An automatic end-to-end chemical synthesis development platform powered by large language models

The rapid emergence of large language model (LLM) technology presents promising opportunities to facilitate the development of synthetic reactions. In this work, we leveraged the power of GPT-4 to build an LLM-based reaction development framework (LLM-RDF) to handle fundamental tasks involved throughout the chemical synthesis development. LLM-RDF comprises six specialized LLM-based agents, including Literature Scouter, Experiment Designer, Hardware Executor, Spectrum Analyzer, Separation Instructor, and Result Interpreter, which are pre-prompted to accomplish the designated tasks.

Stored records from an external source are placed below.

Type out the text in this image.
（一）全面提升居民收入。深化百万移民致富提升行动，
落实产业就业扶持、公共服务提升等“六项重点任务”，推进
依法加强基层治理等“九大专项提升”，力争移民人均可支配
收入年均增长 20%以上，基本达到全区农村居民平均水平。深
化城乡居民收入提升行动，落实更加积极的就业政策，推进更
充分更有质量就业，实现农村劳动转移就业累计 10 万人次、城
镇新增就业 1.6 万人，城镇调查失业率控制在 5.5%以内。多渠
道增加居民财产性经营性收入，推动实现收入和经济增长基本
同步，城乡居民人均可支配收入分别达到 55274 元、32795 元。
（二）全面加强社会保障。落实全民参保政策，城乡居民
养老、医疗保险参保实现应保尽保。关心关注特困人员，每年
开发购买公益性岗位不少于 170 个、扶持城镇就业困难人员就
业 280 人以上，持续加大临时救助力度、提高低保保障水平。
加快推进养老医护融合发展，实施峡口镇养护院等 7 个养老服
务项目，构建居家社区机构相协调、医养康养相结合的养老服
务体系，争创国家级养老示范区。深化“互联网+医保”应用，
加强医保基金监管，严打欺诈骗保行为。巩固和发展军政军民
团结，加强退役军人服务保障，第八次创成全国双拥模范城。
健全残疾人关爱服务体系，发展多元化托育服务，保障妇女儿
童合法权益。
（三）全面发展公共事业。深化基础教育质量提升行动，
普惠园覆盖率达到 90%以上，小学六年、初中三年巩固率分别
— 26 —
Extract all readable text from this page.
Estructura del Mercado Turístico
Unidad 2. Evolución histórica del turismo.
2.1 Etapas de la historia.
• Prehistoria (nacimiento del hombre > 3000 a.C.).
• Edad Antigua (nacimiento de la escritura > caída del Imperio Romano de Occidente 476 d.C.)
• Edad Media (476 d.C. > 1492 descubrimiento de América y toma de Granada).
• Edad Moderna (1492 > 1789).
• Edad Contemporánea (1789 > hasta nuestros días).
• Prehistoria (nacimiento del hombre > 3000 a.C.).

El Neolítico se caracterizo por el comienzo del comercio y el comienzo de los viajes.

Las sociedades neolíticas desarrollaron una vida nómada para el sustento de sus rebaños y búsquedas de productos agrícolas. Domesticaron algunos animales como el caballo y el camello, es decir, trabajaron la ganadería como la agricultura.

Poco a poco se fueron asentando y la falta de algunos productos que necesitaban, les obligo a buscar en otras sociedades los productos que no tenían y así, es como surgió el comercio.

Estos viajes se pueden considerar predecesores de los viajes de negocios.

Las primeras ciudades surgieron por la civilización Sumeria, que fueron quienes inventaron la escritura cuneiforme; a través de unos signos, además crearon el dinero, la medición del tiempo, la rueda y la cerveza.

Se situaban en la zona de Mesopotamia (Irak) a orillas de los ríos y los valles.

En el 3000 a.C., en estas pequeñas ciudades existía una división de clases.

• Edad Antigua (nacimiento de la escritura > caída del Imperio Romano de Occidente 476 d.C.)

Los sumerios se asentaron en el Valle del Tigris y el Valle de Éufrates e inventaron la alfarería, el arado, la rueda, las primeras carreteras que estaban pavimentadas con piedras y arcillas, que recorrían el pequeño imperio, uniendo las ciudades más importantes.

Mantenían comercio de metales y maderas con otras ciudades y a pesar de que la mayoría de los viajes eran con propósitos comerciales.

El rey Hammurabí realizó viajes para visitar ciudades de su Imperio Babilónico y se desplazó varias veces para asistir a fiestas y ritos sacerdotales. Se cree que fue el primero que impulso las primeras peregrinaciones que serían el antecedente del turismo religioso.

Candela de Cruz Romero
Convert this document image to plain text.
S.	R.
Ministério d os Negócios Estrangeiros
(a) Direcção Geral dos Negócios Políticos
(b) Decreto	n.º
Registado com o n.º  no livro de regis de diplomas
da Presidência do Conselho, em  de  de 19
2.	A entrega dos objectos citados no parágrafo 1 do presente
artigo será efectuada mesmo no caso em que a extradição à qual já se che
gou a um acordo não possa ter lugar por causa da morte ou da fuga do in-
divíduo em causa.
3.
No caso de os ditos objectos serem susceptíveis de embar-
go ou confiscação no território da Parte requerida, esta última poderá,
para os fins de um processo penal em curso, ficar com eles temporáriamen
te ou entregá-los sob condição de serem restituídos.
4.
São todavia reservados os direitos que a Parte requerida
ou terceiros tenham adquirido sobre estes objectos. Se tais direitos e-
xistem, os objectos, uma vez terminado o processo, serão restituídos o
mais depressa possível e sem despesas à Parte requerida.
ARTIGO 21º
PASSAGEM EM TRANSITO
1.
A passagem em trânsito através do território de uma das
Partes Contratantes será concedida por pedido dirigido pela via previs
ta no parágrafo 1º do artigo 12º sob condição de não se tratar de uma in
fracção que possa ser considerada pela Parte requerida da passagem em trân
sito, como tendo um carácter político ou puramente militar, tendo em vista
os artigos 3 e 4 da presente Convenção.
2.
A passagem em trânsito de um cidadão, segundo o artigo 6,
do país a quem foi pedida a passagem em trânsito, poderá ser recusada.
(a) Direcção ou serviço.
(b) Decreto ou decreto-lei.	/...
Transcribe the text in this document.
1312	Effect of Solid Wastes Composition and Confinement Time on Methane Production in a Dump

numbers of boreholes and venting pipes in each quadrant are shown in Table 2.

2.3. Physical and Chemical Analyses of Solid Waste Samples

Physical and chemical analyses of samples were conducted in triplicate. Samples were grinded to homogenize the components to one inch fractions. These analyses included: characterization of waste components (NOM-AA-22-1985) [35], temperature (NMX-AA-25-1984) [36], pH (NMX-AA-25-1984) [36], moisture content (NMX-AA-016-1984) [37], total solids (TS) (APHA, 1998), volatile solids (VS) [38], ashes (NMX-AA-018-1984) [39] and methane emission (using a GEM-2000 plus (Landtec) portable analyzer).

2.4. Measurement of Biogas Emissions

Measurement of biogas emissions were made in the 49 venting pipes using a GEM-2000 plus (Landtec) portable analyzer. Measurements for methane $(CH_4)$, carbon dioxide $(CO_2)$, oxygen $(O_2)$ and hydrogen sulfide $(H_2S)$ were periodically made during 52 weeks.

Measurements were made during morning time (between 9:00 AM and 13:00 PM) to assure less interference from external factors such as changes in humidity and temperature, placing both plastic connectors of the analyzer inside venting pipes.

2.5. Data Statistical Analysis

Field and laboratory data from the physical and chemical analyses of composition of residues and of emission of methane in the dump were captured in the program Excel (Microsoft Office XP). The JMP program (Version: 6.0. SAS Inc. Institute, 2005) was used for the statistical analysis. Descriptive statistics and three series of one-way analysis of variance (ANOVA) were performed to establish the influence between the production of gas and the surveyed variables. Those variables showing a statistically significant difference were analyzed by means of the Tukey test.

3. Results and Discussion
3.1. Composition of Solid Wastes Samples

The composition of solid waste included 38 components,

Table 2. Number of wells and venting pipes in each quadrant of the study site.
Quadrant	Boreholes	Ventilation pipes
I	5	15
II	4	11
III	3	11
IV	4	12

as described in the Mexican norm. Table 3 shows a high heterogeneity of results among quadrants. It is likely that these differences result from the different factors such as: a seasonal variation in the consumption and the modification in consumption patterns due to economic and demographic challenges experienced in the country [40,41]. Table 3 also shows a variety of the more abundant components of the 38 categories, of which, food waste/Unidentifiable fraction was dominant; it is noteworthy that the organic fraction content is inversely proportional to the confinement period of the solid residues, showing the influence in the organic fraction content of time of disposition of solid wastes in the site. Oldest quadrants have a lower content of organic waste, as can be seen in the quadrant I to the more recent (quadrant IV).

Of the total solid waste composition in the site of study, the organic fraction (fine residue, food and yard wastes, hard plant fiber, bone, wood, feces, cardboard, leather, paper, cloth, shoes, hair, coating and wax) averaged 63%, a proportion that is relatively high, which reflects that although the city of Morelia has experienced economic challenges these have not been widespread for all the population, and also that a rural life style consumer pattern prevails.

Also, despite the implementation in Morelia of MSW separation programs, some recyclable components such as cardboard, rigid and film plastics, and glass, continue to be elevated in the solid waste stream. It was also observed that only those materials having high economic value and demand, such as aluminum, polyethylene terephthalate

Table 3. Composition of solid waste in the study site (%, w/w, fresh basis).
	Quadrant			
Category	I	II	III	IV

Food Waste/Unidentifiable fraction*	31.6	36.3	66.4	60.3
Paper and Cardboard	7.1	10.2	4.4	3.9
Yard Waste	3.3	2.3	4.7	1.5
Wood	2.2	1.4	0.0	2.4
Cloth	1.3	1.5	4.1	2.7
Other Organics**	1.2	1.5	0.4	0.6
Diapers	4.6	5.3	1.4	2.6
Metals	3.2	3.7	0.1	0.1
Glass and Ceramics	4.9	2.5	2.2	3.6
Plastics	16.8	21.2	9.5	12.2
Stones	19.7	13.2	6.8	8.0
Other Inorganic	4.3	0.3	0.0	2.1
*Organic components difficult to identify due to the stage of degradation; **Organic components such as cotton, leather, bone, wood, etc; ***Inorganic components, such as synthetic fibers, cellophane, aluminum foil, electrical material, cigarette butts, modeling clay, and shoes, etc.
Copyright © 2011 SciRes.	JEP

A web application with LLM-RDF as the backend was built to allow chemist users to interact with automated experimental platforms and analyze results via natural language, thus, eliminating the need for coding skills and ensuring accessibility for all chemists. We demonstrated the capabilities of LLM-RDF in guiding the end-to-end synthesis development process for the copper/TEMPO catalyzed aerobic alcohol oxidation to aldehyde reaction, including literature search and information extraction, substrate scope and condition screening, reaction kinetics study, reaction condition optimization, reaction scale-up and product purification. Furthermore, LLM-RDF's broader applicability and versability was validated on various synthesis tasks of three distinct reactions (SNAr reaction, photoredox C-C cross-coupling reaction, and heterogeneous photoelectrochemical reaction). The rise of large language model (LLM) technology offers new opportunities for advancing chemical synthesis. Here, the authors developed an LLM-based reaction development framework (LLM-RDF) to copilot the design and experimental tasks throughout the end-to-end chemical synthesis development.